Neurim v Mylan/Viatris Part II –  EWHC 109 (Pat)
This judgement relates to a number of preliminary issues in connection with proceedings relating to the validity of a divisional patent in the name of Neurim and alleged infringement by Viatris (previously Mylan). During the proceedings, Neurim amended the claims of the divisional patent to correspond to the claims of the parent patent, which had been held to be valid by the UK High Court but subsequently revoked by the EPO. The preliminary issues relate to whether Mylan is issue estopped from challenging the validity of the divisional and whether Neurim’s conduct is abusive.
Neurim previously sued Mylan for infringement in the UK of its European patent no. 1441702, which is related to melatonin for use in improving the sleep quality of a patient suffering from primary insomnia characterised by non-restorative sleep.
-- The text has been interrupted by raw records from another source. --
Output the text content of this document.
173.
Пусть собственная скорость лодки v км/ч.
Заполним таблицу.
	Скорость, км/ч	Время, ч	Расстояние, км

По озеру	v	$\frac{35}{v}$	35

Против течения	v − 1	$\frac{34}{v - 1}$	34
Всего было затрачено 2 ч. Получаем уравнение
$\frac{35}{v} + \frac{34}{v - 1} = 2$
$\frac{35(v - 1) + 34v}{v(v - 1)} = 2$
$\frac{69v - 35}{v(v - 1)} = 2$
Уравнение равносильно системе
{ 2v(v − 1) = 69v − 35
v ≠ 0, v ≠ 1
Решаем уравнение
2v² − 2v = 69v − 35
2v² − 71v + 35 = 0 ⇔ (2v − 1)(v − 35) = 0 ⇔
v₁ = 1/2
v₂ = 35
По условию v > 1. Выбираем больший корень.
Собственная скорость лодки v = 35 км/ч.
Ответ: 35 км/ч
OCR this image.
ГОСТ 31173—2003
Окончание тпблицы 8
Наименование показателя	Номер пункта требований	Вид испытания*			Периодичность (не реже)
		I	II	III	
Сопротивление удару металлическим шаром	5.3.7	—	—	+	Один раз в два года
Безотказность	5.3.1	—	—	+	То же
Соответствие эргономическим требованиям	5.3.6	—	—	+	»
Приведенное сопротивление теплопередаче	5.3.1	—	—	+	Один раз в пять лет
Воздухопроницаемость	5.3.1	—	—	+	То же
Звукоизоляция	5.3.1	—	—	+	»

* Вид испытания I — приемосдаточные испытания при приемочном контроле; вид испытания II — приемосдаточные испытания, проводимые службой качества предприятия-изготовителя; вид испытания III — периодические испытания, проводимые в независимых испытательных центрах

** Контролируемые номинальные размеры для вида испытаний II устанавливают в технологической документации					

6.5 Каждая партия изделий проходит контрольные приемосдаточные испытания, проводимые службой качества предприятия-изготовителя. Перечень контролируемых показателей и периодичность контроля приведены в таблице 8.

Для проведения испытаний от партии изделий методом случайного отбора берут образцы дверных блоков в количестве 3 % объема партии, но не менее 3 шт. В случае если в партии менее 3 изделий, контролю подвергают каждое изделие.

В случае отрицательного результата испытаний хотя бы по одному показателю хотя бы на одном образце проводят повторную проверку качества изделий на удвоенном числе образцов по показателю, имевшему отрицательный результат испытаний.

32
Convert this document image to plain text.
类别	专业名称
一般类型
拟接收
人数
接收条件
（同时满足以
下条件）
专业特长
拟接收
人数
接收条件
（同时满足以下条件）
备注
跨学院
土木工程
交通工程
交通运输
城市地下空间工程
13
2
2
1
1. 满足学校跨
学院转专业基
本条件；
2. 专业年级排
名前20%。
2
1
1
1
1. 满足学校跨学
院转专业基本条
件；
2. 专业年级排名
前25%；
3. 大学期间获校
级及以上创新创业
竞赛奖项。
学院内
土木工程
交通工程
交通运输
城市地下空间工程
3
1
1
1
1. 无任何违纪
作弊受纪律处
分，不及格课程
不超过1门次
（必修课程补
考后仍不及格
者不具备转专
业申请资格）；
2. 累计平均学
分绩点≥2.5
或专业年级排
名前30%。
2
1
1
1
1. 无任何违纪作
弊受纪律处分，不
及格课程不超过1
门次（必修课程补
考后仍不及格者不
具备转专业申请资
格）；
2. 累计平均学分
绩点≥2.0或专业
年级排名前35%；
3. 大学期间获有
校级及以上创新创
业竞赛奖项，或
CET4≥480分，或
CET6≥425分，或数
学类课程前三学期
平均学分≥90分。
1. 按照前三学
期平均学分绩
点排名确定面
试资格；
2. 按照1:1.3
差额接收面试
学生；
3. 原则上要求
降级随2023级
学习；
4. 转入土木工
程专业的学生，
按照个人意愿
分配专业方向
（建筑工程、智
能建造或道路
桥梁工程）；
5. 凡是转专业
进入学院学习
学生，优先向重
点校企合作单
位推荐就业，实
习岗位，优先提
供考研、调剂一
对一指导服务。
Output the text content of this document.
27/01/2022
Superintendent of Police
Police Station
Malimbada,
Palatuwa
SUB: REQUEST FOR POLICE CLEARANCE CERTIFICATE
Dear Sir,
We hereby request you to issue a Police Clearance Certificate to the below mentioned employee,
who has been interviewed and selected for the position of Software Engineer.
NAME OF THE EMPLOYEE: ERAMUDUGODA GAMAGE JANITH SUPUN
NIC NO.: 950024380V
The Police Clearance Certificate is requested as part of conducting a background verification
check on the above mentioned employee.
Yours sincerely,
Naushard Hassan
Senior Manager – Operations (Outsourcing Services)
Mylan counter-claimed for invalidity.
In parallel proceedings at the EPO, the patent was revoked during first instance opposition proceedings for lacking novelty. This decision was appealed by Neurim and as a consequence, the patent remained in force due to the suspensive effect of filing the appeal.
While the appeal was pending at the EPO, at the UK High Court, Mr Justice Martin Smith found EP1441702 to be valid and infringed. On 16 December 2020, an order for an injunction and delivery up was made, but not finalised. Two days later, the patent was revoked following Neurim withdrawing their appeal during the appeal oral proceedings before the EPO Board of Appeal.
The effect of withdrawing the appeal during the oral proceedings meant that no written decision was issued by the Board of Appeal regarding the validity of the patent. However, it is understood that during the oral proceedings the Board of Appeal expressed the opinion that the patent lacked sufficiency and it is thought that the reason for this is that the Board did not consider that the patent application as filed made it plausible that melatonin could be used to effectively treat the claimed medical use.
As a result, no final order could be made by the UK High Court for infringement of the EP(UK) patent.
European patent no. 3103443 is a divisional of Neurim’s EP1441702 patent. It was granted on 30 June 2021 and Neurim again commenced proceedings for infringement against Mylan.
During the UK proceedings, Neurim amended the claims of the divisional to substantially correspond to the claims of the (now revoked) parent patent.
This led to a number of preliminary issues being considered ahead of a full trial on the divisional patent:
- Firstly, whether Mylan is issue-estopped from challenging the validity of the divisional patent in light of the earlier High Court proceedings against the parent patent (on the basis that the claims were substantially the same).
- Secondly, whether Neurim’s conduct in amending the claims of the divisional patent to correspond to the parent constituted an abuse of process.
- Thirdly, whether Neurim’s conduct amounts to an abuse of a dominant position under Competition Law.
Mr Justice Mead’s judgement on these preliminary issues can be read here.
Regarding the first point, Mylan’s argument was that Neurim’s strategy of withdrawing its appeal and then relying on issue estoppel meant that Mylan would never have the chance to appeal the finding of the UK High Court that the patent was sufficient. Neurim’s argument that if there was no issue estoppel, then a new trial would be conducted based on the same issues as for the parent case, which would be a waste of the court’s time and resources.
Mr Justice Mead conducted the review of the case law surrounding issue estoppel and concluded that there was no estoppel against a successful party on an issue that he lost. Put in other words, if a point is not appealable, then there can be no estoppel with respect to that point.
In the unusual circumstances in the present case, Mylan’s attack of lack of sufficiency was not appealable on the basis that the patent was revoked by the EPO before Mylan had a chance to appeal. Therefore, Mr Justice Mead heard that there could be no issue estoppel in the present case and ordered for the case to proceed.
Regarding the abuse arguments put forward by Mylan, Mr Justice Mead considered that divisional filings are a common prosecution strategy and therefore did not consider Neurim’s strategy to be an abuse of process. The competition law arguments were deemed to be too complex to be determined at preliminary trial and it was therefore held that these could be considered at full trial if necessary.
Comment on Parallel UK High Court and EPO Proceedings
The judge also took this opportunity to comment on the conduct of the parties in connection with the proceedings on the parent patent. Much complexity has arisen in the present dispute as a result of the EPO revoking the patent shortly after the UK High Court found the patent to be valid and infringed. The judge therefore noted that parties in litigation where there are parallel EPO proceedings should regard themselves as under a duty to inform the Court about scheduling, regardless of whether it suits their strategy.